Iraq, i caduti americani raggiungono quota tremila

L’anno vecchio è finito segnando un amaro traguardo. Subito dopo l’esecuzione di Saddam il numero dei militari americani morti in Iraq ha raggiunto quota tremila. L’uccisione in uno scontro a fuoco a Baghdad del caporale Dustin Donica, 22 anni, originario di Spring in Texas, è stata comunicata domenica scorsa dal Pentagono. Il conto lo hanno fatto l’Associated Press e il sito iCasualities.org, poichè i militari non forniscono dati ufficiali sul numero di perdite subite. Tremila morti, una cifra che riempie i titoli dei giornali. Per le forze armate Usa in Iraq la morte ha un volto e il New York Times lo scompone nei ritratti dei 3.000 caduti americani: il sito online del quotidiano pubblica l’immagine simbolica di un militare composta da 3.000 pixels, cliccando su ciascuno dei quali viene fuori il volto e la storia di ogni singolo militare ucciso. Nell’edizione cartacea, i volti dei caduti sono mille, stampati uno di seguito all’altro su quattro pagine di giornale.

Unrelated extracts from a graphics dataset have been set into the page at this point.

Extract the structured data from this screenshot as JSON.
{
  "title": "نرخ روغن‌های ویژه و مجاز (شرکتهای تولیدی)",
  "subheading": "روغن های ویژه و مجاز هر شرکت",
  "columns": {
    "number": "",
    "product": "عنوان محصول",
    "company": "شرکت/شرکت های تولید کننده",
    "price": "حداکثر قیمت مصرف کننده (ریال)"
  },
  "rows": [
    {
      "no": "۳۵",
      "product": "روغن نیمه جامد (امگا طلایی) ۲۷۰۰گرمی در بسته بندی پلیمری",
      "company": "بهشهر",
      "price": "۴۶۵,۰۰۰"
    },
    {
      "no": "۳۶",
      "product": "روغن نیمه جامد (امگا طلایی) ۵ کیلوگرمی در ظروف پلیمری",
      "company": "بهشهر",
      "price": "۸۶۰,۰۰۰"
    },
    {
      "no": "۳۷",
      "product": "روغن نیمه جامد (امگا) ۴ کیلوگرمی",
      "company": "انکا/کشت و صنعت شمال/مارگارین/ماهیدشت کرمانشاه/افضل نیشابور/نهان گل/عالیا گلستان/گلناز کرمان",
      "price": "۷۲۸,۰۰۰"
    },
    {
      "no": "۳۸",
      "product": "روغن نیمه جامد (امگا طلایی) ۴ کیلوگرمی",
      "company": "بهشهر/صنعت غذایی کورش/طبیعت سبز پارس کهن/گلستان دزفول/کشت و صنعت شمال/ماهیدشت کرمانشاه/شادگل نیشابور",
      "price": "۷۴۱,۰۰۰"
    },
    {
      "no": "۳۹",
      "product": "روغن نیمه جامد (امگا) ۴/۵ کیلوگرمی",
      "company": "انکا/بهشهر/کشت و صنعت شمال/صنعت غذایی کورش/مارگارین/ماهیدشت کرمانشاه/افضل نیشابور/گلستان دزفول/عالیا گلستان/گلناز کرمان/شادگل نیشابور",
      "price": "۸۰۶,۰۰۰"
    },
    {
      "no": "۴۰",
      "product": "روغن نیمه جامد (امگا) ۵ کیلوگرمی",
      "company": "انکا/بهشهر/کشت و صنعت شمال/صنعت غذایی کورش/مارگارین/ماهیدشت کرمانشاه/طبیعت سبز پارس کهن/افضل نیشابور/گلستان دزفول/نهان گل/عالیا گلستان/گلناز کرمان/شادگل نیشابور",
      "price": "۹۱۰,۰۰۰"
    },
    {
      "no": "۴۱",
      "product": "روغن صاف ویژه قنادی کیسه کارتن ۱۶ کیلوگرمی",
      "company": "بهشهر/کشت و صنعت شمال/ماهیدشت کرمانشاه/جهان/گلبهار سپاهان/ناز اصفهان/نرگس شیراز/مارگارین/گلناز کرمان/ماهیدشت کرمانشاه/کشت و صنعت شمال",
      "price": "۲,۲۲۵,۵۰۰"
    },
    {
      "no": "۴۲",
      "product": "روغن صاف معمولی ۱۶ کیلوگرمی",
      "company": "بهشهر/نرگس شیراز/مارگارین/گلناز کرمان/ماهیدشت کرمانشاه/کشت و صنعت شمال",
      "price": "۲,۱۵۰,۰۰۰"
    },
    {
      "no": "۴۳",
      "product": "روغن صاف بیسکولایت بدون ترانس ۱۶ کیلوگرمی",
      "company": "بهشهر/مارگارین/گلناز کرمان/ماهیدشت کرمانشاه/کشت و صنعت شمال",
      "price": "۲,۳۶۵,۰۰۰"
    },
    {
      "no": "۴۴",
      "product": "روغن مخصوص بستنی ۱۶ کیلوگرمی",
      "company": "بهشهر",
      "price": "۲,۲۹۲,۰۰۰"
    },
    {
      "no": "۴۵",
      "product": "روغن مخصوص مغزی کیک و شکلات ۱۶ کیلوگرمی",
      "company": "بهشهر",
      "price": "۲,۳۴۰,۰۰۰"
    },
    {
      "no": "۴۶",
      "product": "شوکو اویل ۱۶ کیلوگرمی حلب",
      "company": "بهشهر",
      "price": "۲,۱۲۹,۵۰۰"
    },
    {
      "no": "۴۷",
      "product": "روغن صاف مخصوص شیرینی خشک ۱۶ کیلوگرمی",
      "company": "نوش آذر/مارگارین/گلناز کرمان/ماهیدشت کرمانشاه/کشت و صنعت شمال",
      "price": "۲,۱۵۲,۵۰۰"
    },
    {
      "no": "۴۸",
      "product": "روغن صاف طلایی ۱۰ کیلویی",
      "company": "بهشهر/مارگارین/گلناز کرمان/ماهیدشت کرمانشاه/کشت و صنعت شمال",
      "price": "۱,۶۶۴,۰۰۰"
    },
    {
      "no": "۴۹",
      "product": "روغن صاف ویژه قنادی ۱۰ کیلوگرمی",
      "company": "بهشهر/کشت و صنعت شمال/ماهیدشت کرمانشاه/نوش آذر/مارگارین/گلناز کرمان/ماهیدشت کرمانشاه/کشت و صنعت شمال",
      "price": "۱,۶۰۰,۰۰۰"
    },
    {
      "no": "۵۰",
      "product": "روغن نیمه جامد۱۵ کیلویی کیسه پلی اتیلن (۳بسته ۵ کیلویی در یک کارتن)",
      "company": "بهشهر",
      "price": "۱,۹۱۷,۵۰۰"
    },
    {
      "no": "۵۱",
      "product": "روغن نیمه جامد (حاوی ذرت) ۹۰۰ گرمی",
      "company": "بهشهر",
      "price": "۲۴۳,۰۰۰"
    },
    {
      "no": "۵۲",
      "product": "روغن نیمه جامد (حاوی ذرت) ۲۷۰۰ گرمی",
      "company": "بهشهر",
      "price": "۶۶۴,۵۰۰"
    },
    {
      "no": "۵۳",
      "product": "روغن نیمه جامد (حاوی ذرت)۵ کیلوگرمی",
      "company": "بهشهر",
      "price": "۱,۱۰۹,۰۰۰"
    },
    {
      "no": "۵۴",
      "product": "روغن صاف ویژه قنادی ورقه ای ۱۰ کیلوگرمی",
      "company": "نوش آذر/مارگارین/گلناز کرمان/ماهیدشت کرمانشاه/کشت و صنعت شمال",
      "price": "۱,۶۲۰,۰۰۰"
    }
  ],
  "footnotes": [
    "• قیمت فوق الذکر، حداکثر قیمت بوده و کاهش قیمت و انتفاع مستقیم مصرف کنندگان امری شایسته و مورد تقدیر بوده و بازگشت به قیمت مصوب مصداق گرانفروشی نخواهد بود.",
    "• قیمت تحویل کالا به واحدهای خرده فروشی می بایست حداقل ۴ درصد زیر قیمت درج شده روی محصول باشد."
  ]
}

Tremila morti tuttavia potrebbe sembrare ancora poca cosa rispetto al numero dei caduti registrati durante le guerre che l’America ha combattuto nell’ultimo secolo: 58mila in Vietnam, 36mila nella Corea del Nord. Il problema è che la guerra in Iraq era stata venduta all’opinione pubblica come una guerra lampo. L’analisi dei numeri mette a nudo una cruda verità: la fine del conflitto non è neppure iniziata. Con un totale di 111 morti ammazzati lo scorso dicembre è stato il peggior mese da due anni a questa parte per le truppe Usa impegnate nel Golfo. Bush la scorsa settimana aveva definito l’impiccagione di Saddam «una storica pietra miliare». Nel tradizionale messaggio di fine d’anno il presidente i tremila morti in Iraq non li ha neppure menzionati: «Nel nuovo anno rimarremo all’offensiva contro i nemici della libertà, per migliorare la sicurezza del nostro Paese, e per un Iraq libero e unito», ha fatto sapere dal ranch di Crawford. Sotto pressione dei giornalisti è toccato al suo portavoce Scott Stanzel rabberciare una dichiarazione sui tremila morti: «Il presidente farà in modo che il loro sacrificio non sia stato vano».
Come se la Casa Bianca non avesse letto il rapporto dell’Iraq Study Group che raccomanda un progressivo disimpegno delle truppe Usa dall’inferno iracheno. Fiumi di retorica e negazione della realtà sono ormai una cifra stilistica dell’amministrazione Bush nei momenti di difficoltà. L’impiccagione di Saddam è stata venduta come segno dei progressi compiuti dalla giovane democrazia irachena, esempio di una società fondata sul rispetto della legge. Adesso a Washington persino negli ambienti governativi si ammette che quell’esecuzione in fretta e furia, con l’ex rais deriso e umiliato sul patibolo come ha mostrato al mondo intero il filmato girato da un testimone con un telefonino, è stato un tragico errore. Bush non è stato neppure in grado di tenere a freno la sete di vendetta della leadership sciita che ha scelto per governare l’Iraq. E adesso i musulmani sunniti, in nome di Saddam martire, giurano vendetta contro l’America.